The most common serotypes were 23F (17.5%), 14 (16.3%), 3 (16.3%) 19F (12.5%), and 19A (12.5%) in the present study. The vaccine coverage rates of PCV-7, PCV-10 and PCV-13 were 52.6%, 52.6%, and 83.7%, respectively. isolates with the serotype of the PCV-13 showed an increasing trend during the study. Nearly half of the strains were MDR, while MDR serotype 19A increased (40%) during the study periods. A small minority of isolates (16%) belonged to non-vaccine serotypes, 65% of which were assigned to MDR. In general, the frequency of penicillin resistant and MDR strains were estimated about 27.5% and 51%, respectively. An increase was observed in resistance to erythromycin and co-trimoxazole.
The results showed that majority of the circulating serotypes in our study are related to PCV-13 serotypes. The use of conjugate vaccine in the immunization program and surveillance of antimicrobial resistance can be effective in reducing the pneumococcal clinical burden.
主要在没有肺炎球菌结合疫苗(PCV)免疫计划的国家,荚膜菌株会导致高发病率和死亡率。本研究调查了伊朗德黑兰分离株的流行病学变化,包括血清型分布和抗菌药物敏感性。

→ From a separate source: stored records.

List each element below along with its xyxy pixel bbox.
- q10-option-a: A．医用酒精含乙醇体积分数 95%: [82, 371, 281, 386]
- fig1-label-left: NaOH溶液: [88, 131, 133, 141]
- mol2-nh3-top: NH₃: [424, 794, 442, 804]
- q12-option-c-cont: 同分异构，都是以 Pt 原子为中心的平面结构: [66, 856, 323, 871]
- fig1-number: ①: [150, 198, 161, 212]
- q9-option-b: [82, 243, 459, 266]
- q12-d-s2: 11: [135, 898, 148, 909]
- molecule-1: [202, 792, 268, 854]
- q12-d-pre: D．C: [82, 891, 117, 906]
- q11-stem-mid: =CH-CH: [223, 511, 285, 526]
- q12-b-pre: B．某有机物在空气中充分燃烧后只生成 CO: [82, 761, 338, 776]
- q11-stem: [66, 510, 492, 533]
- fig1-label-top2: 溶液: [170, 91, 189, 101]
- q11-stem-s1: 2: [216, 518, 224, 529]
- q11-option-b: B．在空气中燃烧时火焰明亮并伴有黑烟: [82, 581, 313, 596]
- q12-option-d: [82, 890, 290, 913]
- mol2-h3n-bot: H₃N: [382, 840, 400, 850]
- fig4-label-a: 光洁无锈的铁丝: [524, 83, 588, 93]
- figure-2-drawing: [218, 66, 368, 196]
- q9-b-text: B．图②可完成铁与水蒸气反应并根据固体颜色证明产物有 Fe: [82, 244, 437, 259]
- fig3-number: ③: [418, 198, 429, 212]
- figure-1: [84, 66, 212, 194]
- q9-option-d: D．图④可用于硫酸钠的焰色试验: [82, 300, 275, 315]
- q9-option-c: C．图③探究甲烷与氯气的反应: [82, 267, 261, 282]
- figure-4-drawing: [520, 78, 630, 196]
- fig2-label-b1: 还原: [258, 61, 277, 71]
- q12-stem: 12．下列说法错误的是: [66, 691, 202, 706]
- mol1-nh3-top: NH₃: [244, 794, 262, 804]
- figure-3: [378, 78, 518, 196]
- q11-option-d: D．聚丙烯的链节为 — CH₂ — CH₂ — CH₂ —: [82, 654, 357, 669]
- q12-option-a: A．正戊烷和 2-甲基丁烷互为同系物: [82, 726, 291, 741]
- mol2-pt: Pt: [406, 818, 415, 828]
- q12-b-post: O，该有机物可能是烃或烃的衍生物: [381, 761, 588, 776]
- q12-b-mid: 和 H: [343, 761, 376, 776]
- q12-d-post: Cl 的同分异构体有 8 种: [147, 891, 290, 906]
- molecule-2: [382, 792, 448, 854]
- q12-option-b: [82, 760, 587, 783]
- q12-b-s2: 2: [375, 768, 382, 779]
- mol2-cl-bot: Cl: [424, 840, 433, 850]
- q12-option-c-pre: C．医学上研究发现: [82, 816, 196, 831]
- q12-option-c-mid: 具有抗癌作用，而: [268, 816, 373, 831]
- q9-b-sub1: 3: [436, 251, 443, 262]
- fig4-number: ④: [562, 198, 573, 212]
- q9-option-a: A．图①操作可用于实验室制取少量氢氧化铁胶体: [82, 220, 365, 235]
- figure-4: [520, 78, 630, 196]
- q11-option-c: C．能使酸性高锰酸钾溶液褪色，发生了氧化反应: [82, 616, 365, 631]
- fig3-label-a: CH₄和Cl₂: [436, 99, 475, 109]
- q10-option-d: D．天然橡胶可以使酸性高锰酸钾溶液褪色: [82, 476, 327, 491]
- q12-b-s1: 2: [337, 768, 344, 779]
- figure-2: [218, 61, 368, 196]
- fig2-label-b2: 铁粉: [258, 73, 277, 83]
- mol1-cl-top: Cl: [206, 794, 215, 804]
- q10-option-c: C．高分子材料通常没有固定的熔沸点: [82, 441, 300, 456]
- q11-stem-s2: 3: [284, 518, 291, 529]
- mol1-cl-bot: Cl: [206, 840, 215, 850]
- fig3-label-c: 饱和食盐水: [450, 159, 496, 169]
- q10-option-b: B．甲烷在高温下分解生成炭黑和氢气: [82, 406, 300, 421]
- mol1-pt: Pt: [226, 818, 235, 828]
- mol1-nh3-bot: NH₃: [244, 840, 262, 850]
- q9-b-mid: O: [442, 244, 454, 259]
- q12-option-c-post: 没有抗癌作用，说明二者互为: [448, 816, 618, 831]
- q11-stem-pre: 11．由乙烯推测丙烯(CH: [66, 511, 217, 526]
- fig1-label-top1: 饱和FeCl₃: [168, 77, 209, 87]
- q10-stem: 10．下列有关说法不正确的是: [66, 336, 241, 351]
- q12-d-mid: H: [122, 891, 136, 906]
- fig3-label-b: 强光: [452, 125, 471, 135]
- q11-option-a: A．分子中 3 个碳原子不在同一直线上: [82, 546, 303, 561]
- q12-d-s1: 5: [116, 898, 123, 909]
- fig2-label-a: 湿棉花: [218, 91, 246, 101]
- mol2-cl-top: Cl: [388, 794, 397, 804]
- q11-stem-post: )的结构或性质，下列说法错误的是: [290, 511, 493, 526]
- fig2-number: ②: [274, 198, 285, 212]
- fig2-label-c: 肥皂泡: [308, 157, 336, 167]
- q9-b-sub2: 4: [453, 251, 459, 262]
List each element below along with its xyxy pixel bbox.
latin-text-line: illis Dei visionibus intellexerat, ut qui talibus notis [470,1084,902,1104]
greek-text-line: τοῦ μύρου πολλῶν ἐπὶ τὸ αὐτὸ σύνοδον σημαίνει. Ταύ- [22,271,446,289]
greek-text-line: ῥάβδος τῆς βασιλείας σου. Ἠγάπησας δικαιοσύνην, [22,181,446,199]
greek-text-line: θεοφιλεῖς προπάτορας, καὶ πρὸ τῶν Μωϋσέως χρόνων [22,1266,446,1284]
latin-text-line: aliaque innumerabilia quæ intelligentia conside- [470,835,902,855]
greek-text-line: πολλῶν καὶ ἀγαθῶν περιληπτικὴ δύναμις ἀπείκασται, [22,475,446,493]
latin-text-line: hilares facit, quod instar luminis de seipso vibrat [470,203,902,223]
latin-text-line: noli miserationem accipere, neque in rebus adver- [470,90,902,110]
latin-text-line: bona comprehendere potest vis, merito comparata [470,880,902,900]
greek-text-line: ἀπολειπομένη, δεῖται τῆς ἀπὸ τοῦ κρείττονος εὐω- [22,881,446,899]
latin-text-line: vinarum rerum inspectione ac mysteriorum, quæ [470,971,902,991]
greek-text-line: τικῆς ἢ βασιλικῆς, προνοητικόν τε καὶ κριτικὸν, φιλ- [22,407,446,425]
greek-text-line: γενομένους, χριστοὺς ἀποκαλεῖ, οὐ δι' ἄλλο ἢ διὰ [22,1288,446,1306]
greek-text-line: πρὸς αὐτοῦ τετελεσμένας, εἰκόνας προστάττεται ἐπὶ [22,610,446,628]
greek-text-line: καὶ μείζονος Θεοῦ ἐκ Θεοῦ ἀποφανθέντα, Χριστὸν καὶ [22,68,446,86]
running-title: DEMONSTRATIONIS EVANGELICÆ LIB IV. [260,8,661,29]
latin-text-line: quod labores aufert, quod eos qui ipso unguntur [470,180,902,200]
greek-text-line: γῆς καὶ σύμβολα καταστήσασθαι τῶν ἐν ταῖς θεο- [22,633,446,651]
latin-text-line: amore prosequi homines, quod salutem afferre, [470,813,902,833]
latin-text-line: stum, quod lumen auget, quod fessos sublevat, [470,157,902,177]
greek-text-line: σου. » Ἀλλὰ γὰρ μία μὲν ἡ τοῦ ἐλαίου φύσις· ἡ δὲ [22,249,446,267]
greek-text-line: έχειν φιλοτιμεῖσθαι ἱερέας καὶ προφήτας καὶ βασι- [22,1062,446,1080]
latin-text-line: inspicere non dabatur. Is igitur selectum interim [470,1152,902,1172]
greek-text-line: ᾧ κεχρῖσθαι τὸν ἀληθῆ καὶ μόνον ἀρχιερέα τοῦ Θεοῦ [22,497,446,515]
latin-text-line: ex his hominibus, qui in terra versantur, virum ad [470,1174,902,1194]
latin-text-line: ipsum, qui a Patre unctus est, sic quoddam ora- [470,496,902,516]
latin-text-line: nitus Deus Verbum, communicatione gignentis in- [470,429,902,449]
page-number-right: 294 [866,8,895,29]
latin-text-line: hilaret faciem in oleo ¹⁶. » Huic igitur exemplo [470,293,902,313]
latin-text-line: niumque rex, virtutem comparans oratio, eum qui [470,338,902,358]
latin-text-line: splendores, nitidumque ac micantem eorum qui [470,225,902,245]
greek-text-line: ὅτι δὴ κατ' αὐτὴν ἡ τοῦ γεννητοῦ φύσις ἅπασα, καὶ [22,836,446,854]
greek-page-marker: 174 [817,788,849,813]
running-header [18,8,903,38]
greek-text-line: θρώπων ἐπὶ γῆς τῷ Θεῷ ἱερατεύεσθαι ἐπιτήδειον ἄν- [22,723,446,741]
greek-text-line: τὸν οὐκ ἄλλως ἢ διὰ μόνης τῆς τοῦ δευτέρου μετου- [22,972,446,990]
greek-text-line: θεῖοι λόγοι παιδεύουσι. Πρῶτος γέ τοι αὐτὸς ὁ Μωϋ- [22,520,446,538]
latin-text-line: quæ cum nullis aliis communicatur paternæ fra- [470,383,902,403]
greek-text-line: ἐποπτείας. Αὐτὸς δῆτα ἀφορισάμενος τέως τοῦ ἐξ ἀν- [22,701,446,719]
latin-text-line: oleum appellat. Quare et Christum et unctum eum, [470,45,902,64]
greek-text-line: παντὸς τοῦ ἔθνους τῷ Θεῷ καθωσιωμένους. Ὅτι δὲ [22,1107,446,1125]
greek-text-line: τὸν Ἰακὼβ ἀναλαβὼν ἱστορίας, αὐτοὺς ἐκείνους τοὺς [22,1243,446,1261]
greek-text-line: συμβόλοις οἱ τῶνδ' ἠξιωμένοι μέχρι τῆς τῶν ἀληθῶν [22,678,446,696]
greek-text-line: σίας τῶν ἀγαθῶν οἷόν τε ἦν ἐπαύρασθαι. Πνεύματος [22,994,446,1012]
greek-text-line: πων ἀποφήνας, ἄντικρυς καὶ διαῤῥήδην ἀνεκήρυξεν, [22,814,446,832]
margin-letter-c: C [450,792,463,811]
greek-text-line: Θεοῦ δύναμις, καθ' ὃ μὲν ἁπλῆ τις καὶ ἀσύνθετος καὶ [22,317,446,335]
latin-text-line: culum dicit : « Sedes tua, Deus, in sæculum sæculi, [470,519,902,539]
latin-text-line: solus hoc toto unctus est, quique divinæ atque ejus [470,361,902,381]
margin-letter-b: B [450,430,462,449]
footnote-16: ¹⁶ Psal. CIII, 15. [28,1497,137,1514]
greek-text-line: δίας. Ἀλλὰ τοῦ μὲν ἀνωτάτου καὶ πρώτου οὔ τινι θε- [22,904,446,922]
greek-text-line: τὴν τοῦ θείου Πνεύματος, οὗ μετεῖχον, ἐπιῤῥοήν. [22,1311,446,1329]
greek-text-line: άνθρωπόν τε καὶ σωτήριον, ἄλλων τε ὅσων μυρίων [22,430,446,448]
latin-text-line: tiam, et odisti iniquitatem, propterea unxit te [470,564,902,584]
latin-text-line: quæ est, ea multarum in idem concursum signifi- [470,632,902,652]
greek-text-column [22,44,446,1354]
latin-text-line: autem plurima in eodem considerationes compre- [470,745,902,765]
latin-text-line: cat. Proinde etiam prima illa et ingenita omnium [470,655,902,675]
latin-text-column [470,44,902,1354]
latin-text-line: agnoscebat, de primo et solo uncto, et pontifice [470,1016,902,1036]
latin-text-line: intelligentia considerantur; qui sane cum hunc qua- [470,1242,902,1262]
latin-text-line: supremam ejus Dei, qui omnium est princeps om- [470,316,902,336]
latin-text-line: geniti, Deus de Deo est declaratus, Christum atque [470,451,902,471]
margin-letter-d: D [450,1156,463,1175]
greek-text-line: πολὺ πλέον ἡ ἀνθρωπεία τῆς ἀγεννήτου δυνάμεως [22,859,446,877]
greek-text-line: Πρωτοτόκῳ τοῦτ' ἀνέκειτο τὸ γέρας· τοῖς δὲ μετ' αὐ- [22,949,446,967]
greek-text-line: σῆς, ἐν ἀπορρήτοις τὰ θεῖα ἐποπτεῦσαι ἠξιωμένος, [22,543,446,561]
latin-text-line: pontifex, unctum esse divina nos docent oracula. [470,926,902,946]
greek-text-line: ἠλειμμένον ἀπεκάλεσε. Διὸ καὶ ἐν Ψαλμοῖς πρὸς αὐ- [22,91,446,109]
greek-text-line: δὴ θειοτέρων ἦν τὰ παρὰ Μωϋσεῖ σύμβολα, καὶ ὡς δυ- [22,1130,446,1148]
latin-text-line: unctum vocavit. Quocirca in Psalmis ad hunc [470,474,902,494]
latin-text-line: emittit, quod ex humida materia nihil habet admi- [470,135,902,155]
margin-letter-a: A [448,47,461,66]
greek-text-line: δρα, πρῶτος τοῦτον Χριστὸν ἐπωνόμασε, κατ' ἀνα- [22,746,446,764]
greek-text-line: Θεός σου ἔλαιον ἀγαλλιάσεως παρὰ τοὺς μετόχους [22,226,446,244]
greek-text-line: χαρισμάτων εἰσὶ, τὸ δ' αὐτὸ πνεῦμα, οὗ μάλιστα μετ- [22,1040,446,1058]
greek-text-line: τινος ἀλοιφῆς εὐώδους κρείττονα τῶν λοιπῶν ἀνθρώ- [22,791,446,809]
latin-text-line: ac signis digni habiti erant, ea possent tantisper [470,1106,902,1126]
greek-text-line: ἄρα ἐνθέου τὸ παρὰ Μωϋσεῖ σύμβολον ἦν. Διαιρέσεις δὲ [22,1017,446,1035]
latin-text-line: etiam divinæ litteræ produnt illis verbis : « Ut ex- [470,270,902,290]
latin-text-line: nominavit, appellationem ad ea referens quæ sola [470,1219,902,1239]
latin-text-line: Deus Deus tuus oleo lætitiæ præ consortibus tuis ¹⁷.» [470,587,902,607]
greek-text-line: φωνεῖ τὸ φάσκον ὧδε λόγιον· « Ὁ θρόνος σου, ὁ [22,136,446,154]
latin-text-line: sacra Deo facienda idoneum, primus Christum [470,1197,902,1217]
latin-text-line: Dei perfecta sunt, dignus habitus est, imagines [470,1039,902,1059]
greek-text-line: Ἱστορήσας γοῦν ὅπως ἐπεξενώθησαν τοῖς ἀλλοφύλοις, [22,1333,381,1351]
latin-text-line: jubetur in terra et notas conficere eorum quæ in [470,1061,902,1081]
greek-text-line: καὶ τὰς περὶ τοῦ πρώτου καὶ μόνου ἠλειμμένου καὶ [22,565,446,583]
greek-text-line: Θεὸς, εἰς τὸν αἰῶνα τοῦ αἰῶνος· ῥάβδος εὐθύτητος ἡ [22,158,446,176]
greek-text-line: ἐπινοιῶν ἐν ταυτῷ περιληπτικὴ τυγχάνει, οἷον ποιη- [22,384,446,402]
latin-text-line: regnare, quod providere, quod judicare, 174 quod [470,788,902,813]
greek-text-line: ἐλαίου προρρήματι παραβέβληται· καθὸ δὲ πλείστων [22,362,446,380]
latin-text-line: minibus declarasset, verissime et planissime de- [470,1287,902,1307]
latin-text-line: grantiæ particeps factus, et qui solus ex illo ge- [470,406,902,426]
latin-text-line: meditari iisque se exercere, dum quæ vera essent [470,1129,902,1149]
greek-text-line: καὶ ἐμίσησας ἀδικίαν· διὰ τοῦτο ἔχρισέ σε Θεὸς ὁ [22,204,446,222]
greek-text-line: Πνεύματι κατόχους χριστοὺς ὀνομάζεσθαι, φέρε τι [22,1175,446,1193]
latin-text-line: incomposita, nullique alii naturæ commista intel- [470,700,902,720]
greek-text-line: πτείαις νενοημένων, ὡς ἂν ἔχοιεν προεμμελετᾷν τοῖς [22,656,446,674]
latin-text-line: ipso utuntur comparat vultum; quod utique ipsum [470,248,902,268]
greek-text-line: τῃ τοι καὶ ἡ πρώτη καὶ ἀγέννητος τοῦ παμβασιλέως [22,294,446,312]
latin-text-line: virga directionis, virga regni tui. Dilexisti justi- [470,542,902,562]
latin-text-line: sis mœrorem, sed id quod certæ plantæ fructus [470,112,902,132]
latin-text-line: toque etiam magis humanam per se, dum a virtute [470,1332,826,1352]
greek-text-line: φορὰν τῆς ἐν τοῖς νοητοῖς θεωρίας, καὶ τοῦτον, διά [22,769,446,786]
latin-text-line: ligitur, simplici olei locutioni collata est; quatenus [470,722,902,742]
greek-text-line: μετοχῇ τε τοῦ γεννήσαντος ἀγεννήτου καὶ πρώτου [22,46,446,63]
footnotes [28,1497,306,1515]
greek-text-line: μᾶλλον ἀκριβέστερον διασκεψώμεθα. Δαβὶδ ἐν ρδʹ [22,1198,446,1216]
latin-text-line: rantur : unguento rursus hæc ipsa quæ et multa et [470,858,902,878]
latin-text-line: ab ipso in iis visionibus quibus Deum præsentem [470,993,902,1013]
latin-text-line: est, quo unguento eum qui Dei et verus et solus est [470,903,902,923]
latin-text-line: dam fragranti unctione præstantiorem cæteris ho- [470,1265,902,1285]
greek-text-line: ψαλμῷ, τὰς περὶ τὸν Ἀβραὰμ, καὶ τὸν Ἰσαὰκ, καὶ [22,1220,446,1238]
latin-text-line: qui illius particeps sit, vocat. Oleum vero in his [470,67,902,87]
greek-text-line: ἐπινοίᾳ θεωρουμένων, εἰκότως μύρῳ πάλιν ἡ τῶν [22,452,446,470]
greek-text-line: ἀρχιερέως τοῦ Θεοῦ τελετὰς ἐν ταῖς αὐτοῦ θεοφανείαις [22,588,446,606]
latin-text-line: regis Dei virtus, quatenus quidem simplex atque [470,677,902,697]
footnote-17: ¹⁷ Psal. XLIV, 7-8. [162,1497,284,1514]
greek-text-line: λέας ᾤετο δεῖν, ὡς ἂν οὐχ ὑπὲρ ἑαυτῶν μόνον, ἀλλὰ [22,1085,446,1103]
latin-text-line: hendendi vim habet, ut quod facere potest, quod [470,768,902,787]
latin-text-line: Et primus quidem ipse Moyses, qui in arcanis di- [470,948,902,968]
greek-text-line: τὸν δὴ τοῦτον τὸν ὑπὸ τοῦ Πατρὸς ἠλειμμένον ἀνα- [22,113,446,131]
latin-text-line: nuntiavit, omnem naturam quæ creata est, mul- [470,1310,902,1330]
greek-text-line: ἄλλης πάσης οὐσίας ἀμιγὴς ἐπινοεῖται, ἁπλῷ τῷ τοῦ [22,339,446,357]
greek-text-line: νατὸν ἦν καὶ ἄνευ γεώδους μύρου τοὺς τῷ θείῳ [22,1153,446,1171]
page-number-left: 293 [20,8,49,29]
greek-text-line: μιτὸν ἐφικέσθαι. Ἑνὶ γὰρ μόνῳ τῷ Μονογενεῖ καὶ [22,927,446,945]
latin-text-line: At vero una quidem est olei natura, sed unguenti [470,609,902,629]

在两个时间段内,从沙里亚蒂医院收治的患者中总共收集了80份样本。一半的分离株于2017年2月至9月收集,另一半于2018年7月至2019年3月收集。在侵袭性和非侵袭性感染患者中评估分离株的抗菌药物敏感性测试和PCV-13血清型覆盖率。
在本研究中,最常见的血清型为23F(17.5%)、14(16.3%)、3(16.3%)、19F(12.5%)和19A(12.5%)。PCV-7、PCV-10和PCV-13的疫苗覆盖率分别为52.6%、52.6%和83.7%。在研究期间,PCV-13血清型的分离株呈上升趋势。近一半的菌株为多重耐药菌,而多重耐药血清型19A在研究期间有所增加(40%)。一小部分分离株(16%)属于非疫苗血清型,其中65%被归类为多重耐药菌。总体而言,青霉素耐药菌株和多重耐药菌株的频率分别估计约为27.5%和51%。观察到对红霉素和复方新诺明的耐药性有所增加。
结果表明,我们研究中大多数流行血清型与PCV-13血清型有关。在免疫计划中使用结合疫苗和对抗菌药物耐药性进行监测,可能有效减轻肺炎球菌的临床负担。